The maximum takeoff gross weight is 29,700 pounds; the maximum rate of climb is 39,000 feet per minute; and the maximum speed is Mach 1.5. The service ceiling is 55,000 feet. The design load factor is eight g's; the trainer airframe is designed for up to 10,000-hour service life (8,300 hours for the lead-in fighter trainer version).

The T-50 has an onboard oxygen generating system that simplifies maintenance tasks and reduces the amount of necessary ground equipment.

A triple-redundant electrical system increases safety. Relaxed static stability and fly-by-wire digital flight controls offer superior aerodynamic performance and handling qualities.

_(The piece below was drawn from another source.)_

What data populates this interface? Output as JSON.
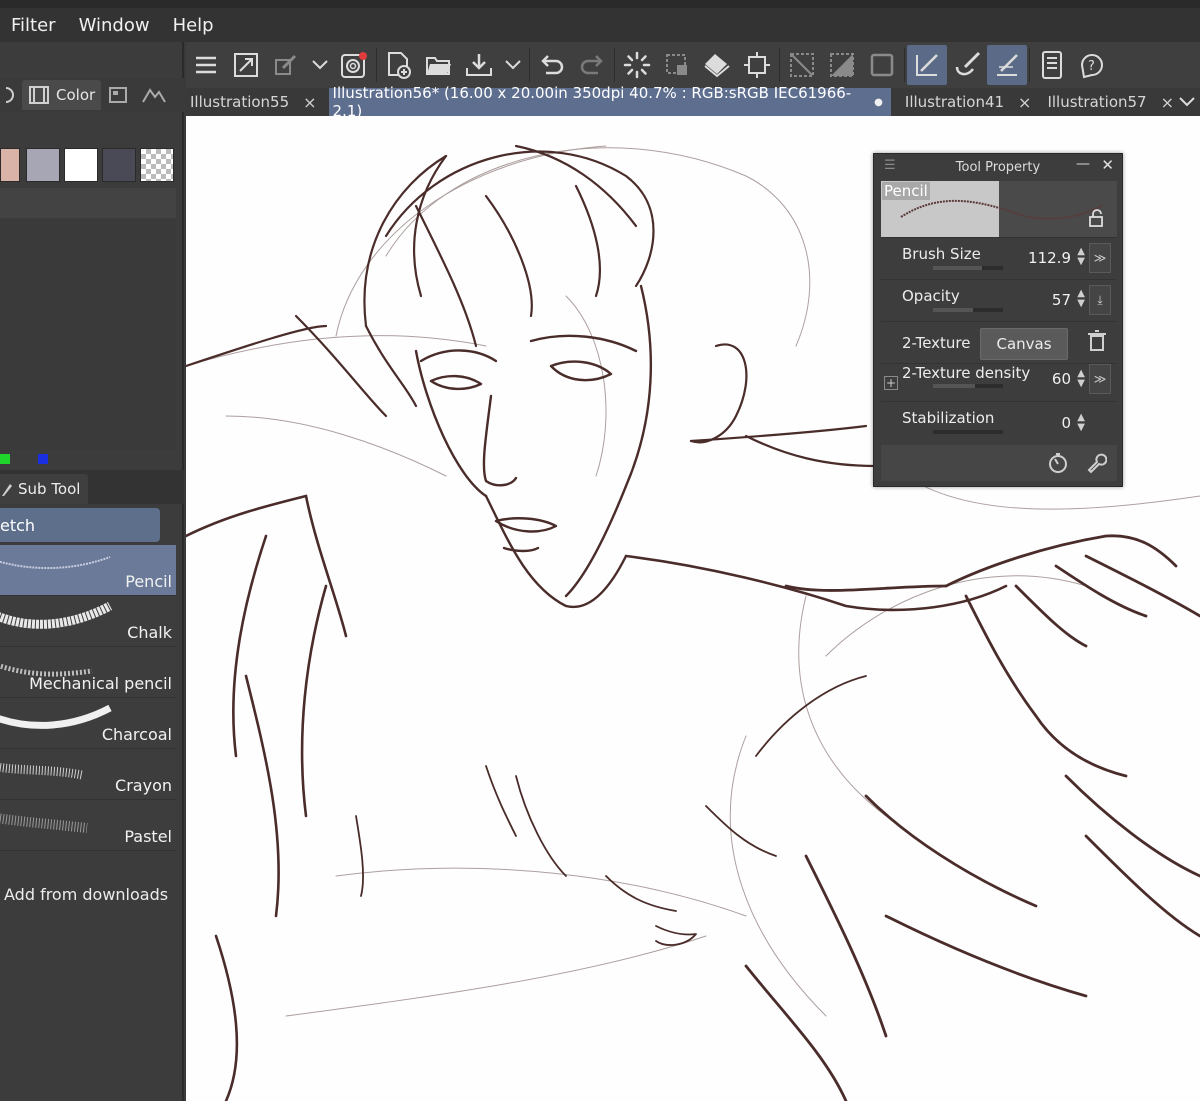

Modern cockpit features include hands-on throttle and sidestick mechanization, electronic flight instruments, head-up display, up-front controls, two five- by five-inch color multifunction displays, integrated advanced avionics and sensors, GPS/INS navigation, embedded training features, in-flight recording and post-mission debriefing capability, and a Martin-Baker zero-zero ejection seat. The seatback angle is seventeen degrees — similar to the seat angles of the F-35 Joint Strike Fighter and the F/A-22.

The aircraft is designed for low-speed approach landings. A larger tail, flaperons, and rudder make the T-50 easier to control at lower speeds. In addition, the control surfaces move at faster rates to further improve handling characteristics. By design, the aircraft lands better than most fighters. The angle of approach is lower than that of an F-16 so the pilot has a better forward view on landing. The raised aft seat gives instructor pilots a much better view in front of the airplane as well. The flight control side-sticks in the front and rear seats move together so that instructor pilots can feel student pilot inputs. The aircraft is designed to display the performance needed to support lead-in fighter training missions. This LIFT version of the aircraft features an APG-67 multimode fire control radar, a modified M61 three-barrel 20 mm internal gun, a weapons management system, and seven hardpoints for carrying up to 9,500 pounds of a variety of air-to-air and air-to-ground weapons. (The standard T-50 has no radar or internal gun.)

Eric Hehs is the editor of Code One.